Intergovernmental Panel Climate Change (IPCC) yang merupakan panel ilmiah dari para ilmuwan di seluruh dunia dalam laporannya secara tegas mengatakan bahwa masyarakat harus mampu beradaptasi sebagai upaya mengatasi pemanasan global.
“Dan untuk itu dibutuhkan dana yang besar,” katanya.
Secara umum, perkiraan pendanaan iklim yang dibutuhkan untuk negara berkembang bervariasi. Standing Committee on Finance (SCF) – UNFCCC pada 2021 mengatakan, diperlukan pendanaan untuk kegiatan yang digariskan dalam rencana iklim resmi sebesar US$5,8 – 5,9 triliun hingga tahun 2030.
Sementara itu, UN Environment Programme (UNEP) (2021) menyebut biaya adaptasi perubahan iklim mencapai US$155 -330 juta pada tahun 2030. “Jumlah itu diperkirakan akan meningkat menjadi US$310 – 555bn pada tahun 2050,” ujarnya.
Adapun biaya kerugian dan kerusakan merujuk pada jurnal Markandya & Gonzalez – Eguino (2019) diperkirakan sebesar US$116 – 435 miliar pada tahun 2020. Diproyeksikan jumlahnya naik US$1 – 1,8 triliun pada pertengahan abad ini.
“Oleh sebab itu janji pembiayaan iklim US$100 miliar sangat kecil dibandingkan dengan investasi yang dibutuhkan,” tegas Sunil.
Khusus di Asia Selatan dan Tenggara, Sunil menjelaskan bahwa krisis iklim telah mengakibatkan banyak negara terpapar risiko iklim yang parah. Setidaknya 6 dari 10 negara mengalami kerentanan akibat cuaca ekstrem, sejak pergantian abad ini.

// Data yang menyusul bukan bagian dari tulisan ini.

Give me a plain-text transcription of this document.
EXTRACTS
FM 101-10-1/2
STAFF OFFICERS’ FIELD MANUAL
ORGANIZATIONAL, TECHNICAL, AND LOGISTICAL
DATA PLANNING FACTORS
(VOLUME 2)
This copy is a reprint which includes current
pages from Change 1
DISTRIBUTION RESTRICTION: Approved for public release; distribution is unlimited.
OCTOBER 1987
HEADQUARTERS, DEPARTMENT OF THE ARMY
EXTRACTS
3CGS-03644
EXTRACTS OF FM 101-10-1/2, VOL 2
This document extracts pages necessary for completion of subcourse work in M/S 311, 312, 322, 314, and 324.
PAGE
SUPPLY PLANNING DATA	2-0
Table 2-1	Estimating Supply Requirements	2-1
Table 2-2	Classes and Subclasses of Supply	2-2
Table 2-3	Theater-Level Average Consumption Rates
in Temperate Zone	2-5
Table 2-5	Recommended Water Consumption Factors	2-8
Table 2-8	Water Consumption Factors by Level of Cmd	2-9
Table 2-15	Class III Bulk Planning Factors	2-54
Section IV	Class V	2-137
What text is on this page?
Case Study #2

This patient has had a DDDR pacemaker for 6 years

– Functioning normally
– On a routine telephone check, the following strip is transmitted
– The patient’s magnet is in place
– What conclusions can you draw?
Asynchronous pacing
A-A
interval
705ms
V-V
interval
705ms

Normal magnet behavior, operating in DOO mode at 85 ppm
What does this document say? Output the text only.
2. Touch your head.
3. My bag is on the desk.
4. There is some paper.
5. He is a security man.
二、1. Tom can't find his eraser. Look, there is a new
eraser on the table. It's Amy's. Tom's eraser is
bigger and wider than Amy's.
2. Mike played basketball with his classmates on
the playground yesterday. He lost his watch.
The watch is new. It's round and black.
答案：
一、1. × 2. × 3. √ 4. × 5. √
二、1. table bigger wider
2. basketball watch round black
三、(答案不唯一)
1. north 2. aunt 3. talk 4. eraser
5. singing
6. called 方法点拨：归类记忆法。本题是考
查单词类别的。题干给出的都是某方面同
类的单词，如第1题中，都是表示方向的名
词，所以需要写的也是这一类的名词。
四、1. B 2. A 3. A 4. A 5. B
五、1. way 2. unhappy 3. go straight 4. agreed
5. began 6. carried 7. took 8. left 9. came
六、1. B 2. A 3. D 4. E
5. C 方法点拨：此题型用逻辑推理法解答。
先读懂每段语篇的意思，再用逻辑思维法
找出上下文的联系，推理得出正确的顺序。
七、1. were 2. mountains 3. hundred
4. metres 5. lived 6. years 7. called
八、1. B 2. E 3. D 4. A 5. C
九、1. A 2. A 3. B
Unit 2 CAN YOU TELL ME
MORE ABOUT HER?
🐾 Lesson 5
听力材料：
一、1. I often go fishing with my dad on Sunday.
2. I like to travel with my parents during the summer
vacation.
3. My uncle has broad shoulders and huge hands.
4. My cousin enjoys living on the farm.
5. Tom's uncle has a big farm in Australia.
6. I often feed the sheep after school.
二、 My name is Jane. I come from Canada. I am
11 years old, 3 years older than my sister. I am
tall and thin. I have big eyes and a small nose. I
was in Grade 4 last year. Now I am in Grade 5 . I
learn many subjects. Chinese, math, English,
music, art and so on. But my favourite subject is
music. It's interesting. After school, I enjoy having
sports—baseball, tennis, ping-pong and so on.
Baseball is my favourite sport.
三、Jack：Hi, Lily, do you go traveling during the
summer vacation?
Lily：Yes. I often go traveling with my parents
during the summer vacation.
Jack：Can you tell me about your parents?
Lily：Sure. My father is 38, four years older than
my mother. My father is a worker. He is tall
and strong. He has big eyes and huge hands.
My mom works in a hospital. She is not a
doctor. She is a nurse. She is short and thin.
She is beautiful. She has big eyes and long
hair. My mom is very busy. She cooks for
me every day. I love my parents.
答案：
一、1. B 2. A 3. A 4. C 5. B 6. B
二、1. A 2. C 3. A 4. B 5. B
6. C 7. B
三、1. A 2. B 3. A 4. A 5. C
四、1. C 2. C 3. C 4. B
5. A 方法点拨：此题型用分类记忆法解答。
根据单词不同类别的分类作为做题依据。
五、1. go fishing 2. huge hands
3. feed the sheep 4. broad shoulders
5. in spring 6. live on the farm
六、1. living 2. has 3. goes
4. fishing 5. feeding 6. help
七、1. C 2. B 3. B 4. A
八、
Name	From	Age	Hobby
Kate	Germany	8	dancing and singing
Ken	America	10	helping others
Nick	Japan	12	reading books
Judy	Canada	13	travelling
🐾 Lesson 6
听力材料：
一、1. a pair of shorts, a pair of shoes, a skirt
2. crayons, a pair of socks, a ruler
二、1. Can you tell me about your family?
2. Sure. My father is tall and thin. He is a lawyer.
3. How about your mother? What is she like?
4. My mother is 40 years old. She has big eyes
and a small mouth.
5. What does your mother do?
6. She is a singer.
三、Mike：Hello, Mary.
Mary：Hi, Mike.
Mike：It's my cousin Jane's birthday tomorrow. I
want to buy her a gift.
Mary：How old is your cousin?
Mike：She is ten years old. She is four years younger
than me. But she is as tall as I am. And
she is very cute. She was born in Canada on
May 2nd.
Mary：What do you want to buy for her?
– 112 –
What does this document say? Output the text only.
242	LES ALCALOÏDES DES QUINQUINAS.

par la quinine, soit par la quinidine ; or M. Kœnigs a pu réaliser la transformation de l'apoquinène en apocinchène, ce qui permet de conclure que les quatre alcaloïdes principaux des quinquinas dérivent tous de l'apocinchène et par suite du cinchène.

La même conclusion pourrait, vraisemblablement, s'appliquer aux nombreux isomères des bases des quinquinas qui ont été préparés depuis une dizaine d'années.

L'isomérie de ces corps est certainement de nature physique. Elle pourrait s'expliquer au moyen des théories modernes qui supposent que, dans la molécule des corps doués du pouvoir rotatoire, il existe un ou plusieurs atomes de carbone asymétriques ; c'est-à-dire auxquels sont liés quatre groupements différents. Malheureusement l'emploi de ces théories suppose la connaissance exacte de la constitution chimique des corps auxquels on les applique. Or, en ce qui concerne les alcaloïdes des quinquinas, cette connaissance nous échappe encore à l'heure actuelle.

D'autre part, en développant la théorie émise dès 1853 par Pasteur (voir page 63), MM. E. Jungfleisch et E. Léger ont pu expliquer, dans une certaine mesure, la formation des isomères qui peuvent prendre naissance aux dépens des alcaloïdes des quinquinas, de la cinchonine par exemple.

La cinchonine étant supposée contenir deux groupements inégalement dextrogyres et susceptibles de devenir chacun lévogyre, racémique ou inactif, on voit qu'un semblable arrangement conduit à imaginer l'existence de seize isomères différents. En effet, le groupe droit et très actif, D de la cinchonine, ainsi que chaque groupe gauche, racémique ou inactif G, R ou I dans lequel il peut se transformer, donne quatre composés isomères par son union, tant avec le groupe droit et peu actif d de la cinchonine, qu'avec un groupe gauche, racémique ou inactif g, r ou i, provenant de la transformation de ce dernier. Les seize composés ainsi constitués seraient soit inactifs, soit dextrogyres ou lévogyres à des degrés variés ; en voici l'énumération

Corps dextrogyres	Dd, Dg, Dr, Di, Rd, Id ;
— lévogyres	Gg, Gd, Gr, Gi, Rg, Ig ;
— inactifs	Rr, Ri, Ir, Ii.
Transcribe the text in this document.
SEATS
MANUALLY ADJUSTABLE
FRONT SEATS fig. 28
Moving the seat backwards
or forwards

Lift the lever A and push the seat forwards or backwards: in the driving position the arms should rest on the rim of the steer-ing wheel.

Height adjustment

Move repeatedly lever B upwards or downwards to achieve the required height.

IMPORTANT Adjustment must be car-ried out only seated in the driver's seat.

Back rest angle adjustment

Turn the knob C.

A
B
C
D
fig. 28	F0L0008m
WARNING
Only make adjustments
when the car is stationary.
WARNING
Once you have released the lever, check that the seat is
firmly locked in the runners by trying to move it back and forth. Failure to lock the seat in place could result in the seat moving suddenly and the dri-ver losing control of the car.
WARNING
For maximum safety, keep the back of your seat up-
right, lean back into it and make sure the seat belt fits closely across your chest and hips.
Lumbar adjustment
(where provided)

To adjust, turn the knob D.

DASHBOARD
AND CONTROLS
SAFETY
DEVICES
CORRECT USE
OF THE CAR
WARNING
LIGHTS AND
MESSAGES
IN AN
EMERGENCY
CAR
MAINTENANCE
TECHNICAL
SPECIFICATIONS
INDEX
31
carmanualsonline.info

Negara-negara itu adalah Myanmar, Filipina, Bangladesh, Pakistan, Thailand, dan Nepal.
Dengan demikian, perubahan iklim adalah dorongan mendasar dari jalur masa depan kawasan ini. Untuk itu, mereka harus melakukan sejumlah langkah adaptasi dan mitigasi yang tepat.
Hanya saja, eksposur risiko yang ekstrem, ditambah dengan kepadatan populasi, serta kondisi ekonomi dan ketidaksetaraan yang merajalela, termasuk situasi geopolitik kawasan yang kompleks, menjadikan langkah adaptasi dan mitigasi menjadi sulit.
Kendati demikian, masih ada celah untuk mengatasi hal tersebut, diantaranya dengan meminta negara-negara maju untuk bertanggungjawab terhadap pemanasan global dengan meningkatkan pembiayaan iklim global.
Selain itu, perlu untuk meningkatkan pendanaan adaptasi berbasis hibah, terutama bagi mereka yang paling rentan dan paling tidak siap menghadapi risiko iklim.
“Menyampaikan penggandaan dana adaptasi seperti yang dilakukan di Glasgow juga harus dilakukan,” tutupnya. (Jekson Simanjuntak)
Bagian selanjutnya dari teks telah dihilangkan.